Wer im Turm stöbert, stößt auf High-Tech der Vergangenheit. Ein riesiger Dieselmotor war als Notstromaggregat bei Netzausfall vorgesehen. „Als wir mal einen großen Stromausfall in Barwedel hatten, sprang der plötzlich an“, erinnert sich Bürgermeisterin Meinecke. „Jetzt ist zum Glück der Tank leer.“ Eine riesige Belüftungsanlage sorgte für die Frischluft für die Soldaten. Denn die abhörsicheren kleinen Fenster blieben zu. Immer. Und damit nicht noch jemand an der Scheibe lauschte, gab es eine Art Fliegengitter. Das feinmaschige Drahtnetz sollte Funkwellen unterbrechen.
Ein großer Ölbrenner bollert bis heute in den Katakomben. „Den fassen wir auch erst an, wenn wir wissen, was wir mit dem Turm machen“, setzt Meinecke darauf, dass er noch ein paar Jahre durchhält.
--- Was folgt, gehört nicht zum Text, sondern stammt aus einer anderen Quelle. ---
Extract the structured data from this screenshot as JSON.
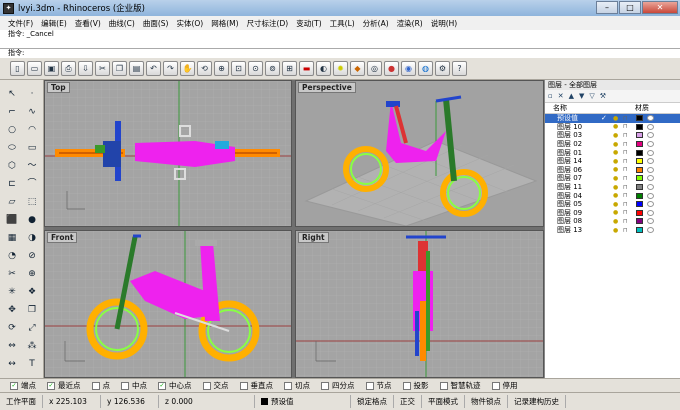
{
  "window": {
    "title": "lvyi.3dm - Rhinoceros (企业版)",
    "min": "–",
    "max": "□",
    "close": "✕"
  },
  "menu": [
    "文件(F)",
    "编辑(E)",
    "查看(V)",
    "曲线(C)",
    "曲面(S)",
    "实体(O)",
    "网格(M)",
    "尺寸标注(D)",
    "变动(T)",
    "工具(L)",
    "分析(A)",
    "渲染(R)",
    "说明(H)"
  ],
  "command": {
    "history": "指令: _Cancel",
    "prompt": "指令:"
  },
  "toolbar_icons": [
    "new-icon",
    "open-icon",
    "save-icon",
    "print-icon",
    "import-icon",
    "cut-icon",
    "copy-icon",
    "paste-icon",
    "undo-icon",
    "redo-icon",
    "pan-icon",
    "rotate-view-icon",
    "zoom-icon",
    "zoom-window-icon",
    "zoom-extents-icon",
    "zoom-selected-icon",
    "viewport-layout-icon",
    "render-car-icon",
    "display-mode-icon",
    "light-icon",
    "material-icon",
    "wireframe-icon",
    "shaded-icon",
    "rendered-icon",
    "globe-icon",
    "options-icon",
    "help-icon"
  ],
  "viewports": {
    "top": "Top",
    "perspective": "Perspective",
    "front": "Front",
    "right": "Right"
  },
  "panel": {
    "header": "图层 - 全部图层",
    "col_name": "名称",
    "col_material": "材质",
    "layers": [
      {
        "name": "预设值",
        "color": "#000000",
        "checked": "✓",
        "selected": true
      },
      {
        "name": "图层 10",
        "color": "#000000"
      },
      {
        "name": "图层 03",
        "color": "#d8a0e8"
      },
      {
        "name": "图层 02",
        "color": "#e00080"
      },
      {
        "name": "图层 01",
        "color": "#000000"
      },
      {
        "name": "图层 14",
        "color": "#ffff00"
      },
      {
        "name": "图层 06",
        "color": "#ff8000"
      },
      {
        "name": "图层 07",
        "color": "#80ff00"
      },
      {
        "name": "图层 11",
        "color": "#808080"
      },
      {
        "name": "图层 04",
        "color": "#008000"
      },
      {
        "name": "图层 05",
        "color": "#0000ff"
      },
      {
        "name": "图层 09",
        "color": "#ff0000"
      },
      {
        "name": "图层 08",
        "color": "#800080"
      },
      {
        "name": "图层 13",
        "color": "#00c0c0"
      }
    ]
  },
  "snaps": [
    {
      "label": "端点",
      "checked": true
    },
    {
      "label": "最近点",
      "checked": true
    },
    {
      "label": "点",
      "checked": false
    },
    {
      "label": "中点",
      "checked": false
    },
    {
      "label": "中心点",
      "checked": true
    },
    {
      "label": "交点",
      "checked": false
    },
    {
      "label": "垂直点",
      "checked": false
    },
    {
      "label": "切点",
      "checked": false
    },
    {
      "label": "四分点",
      "checked": false
    },
    {
      "label": "节点",
      "checked": false
    },
    {
      "label": "投影",
      "checked": false
    },
    {
      "label": "智慧轨迹",
      "checked": false
    },
    {
      "label": "停用",
      "checked": false
    }
  ],
  "status": {
    "plane": "工作平面",
    "x": "x 225.103",
    "y": "y 126.536",
    "z": "z 0.000",
    "layer": "预设值",
    "grid": "锁定格点",
    "ortho": "正交",
    "planar": "平面模式",
    "osnap": "物件锁点",
    "history": "记录建构历史"
  }
}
Auf der Arbeitsebene lauschten Soldaten im Dreischichtbetrieb gen Osten
Oben im Sockelgebäude ist eine Art Großraumbüro. Auf der Arbeitsebene befanden sich die vier Funktionsbereiche, in dem Soldaten im Dreischichtbetrieb rund um die Uhr Funksignale aus der damaligen DDR abfingen. Tastfunkempfang für abgehörte Morsesignale. Sprachfunkempfang für zumeist russischsprachige Funksprüche. Eine Peilzentrale, um die beweglichen Antennen des Turms optimal auszurichten, auch in Abstimmung mit benachbarten Türmen bei Uelzen und im Harz. Und schließlich eine erste Auswertung der aufgezeichneten und handschriftlich dokumentierten Signale. Bürgermeisterin Melanie Meinecke spricht heute vom „Krypto-Raum“.
Ausgerichtet wurden die Antennen mit einer bis heute erhaltenen riesigen Feinmechanik außen am kreisrunden Turm.
Innen im Turm überrascht ein gefliester Raum, der aussieht wie eine Waschküche. „Die Aktenvernichtung“, weiß Meinecke. Tatsächlich: Geheime Unterlagen wurden nach Ablauf der Aufbewahrungsfrist nicht geschreddert, sondern zu Papierbrei aufgeweicht.
Draußen war alles streng bewacht, auch das Instandhaltungsgebäude, das wiederum für normale Soldaten tabu war. Der hohe Maschendrahtzaun mit Stacheldraht steht bis heute, die Torschleuse auch. Und ja, auch der Hundezwinger für scharf abgerichtete Wachhunde.
Barwedels Lost Place ist heute das unübersehbarste Geheimnis des Landkreises Gifhorn. Und zugleich ein Mahnmal gegen aufkeimende Kriegshysterie.